Philosophers reckon two hundred and eighty-eight sovereign goods.

The sovereign good. Dispute about the sovereign good.Ut sis contentus temetipso et ex te nascentibus bonis. There is a contradiction, for finally they advise suicide. Ah! happy life indeed, from which we are to free ourselves as from the plague.

It is well to be weary and harassed by the useless search after the true good, that we may stretch our arms to the Redeemer.

Conversation.—Great words: Religion. I deny it.

Conversation.—Scepticism aids Religion.

Philosophers.—We are full of matters which take us out of ourselves.

Our instinct suggests that we must seek our happiness outside ourselves; our passions hurry us abroad, even when there are no objects to excite them. The objects outside us tempt and call us, even when we do not think of them. And thus it is in vain for philosophers to say, "Enter into yourselves, and you will find your good there;" we believe them not, and those who believe them are the most empty and the most foolish.

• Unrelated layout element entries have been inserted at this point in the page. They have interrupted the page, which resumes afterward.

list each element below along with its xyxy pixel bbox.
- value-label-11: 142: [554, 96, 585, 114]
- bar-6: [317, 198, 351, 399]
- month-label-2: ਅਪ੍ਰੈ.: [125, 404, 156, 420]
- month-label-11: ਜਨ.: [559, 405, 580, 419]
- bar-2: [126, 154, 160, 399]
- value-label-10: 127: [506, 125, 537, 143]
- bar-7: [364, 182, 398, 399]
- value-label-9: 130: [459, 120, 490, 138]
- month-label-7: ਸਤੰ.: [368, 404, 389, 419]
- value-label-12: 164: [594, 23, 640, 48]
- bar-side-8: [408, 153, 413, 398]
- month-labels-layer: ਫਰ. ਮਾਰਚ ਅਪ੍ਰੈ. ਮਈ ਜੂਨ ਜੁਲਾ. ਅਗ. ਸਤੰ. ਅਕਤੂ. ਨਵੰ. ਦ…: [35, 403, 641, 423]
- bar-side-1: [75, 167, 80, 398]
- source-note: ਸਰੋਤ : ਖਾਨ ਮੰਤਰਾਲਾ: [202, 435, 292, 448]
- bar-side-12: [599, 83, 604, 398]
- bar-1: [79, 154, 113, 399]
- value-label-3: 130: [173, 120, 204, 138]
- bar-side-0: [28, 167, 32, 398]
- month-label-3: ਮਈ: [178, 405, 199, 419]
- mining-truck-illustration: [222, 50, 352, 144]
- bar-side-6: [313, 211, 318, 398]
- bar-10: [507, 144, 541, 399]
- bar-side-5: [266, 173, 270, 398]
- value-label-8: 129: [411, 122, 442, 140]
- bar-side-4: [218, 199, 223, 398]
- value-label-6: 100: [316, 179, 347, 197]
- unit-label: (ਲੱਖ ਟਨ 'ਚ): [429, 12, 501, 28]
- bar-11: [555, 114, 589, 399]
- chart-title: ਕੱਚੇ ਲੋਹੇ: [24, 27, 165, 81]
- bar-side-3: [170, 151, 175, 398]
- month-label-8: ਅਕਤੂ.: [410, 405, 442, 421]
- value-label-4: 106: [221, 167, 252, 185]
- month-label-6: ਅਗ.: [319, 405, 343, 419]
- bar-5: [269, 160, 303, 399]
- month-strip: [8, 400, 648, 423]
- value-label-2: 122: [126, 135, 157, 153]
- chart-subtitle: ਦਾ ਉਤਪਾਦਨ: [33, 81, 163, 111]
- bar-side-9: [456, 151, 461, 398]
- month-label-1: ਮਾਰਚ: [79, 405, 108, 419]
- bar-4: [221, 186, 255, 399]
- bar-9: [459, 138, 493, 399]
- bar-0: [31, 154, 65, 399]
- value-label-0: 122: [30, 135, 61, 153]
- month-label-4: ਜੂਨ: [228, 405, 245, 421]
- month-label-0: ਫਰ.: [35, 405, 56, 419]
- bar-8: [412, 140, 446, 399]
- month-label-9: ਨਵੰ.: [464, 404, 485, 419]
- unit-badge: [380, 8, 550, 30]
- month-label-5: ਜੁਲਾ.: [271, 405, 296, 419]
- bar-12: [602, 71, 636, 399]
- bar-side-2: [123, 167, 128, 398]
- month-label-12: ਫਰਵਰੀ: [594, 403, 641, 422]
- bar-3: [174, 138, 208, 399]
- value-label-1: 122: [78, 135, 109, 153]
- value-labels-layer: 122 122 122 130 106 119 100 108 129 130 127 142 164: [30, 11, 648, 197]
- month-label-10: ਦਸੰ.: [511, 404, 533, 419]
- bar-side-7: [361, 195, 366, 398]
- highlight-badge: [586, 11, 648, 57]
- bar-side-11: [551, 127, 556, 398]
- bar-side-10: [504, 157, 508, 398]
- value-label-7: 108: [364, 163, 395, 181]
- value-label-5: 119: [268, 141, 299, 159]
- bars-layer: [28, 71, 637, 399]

This civil war between reason and passion divides those who desire peace into two sects, the one, of those who would renounce their passions and become gods, the other, of those who would renounce their reason and become brute beasts.—Des Barreaux.—But neither has succeeded, and reason still exists, to condemn the baseness and injustice of the passions, and to trouble the repose of those who give themselves over to their sway, and the passions are still vigorous in those who desire to renounce them.

The Stoics.—They conclude that what has been done once may be done always, and that because the desire of glory gives some degree of power to those possessed by it, others can easily do the same.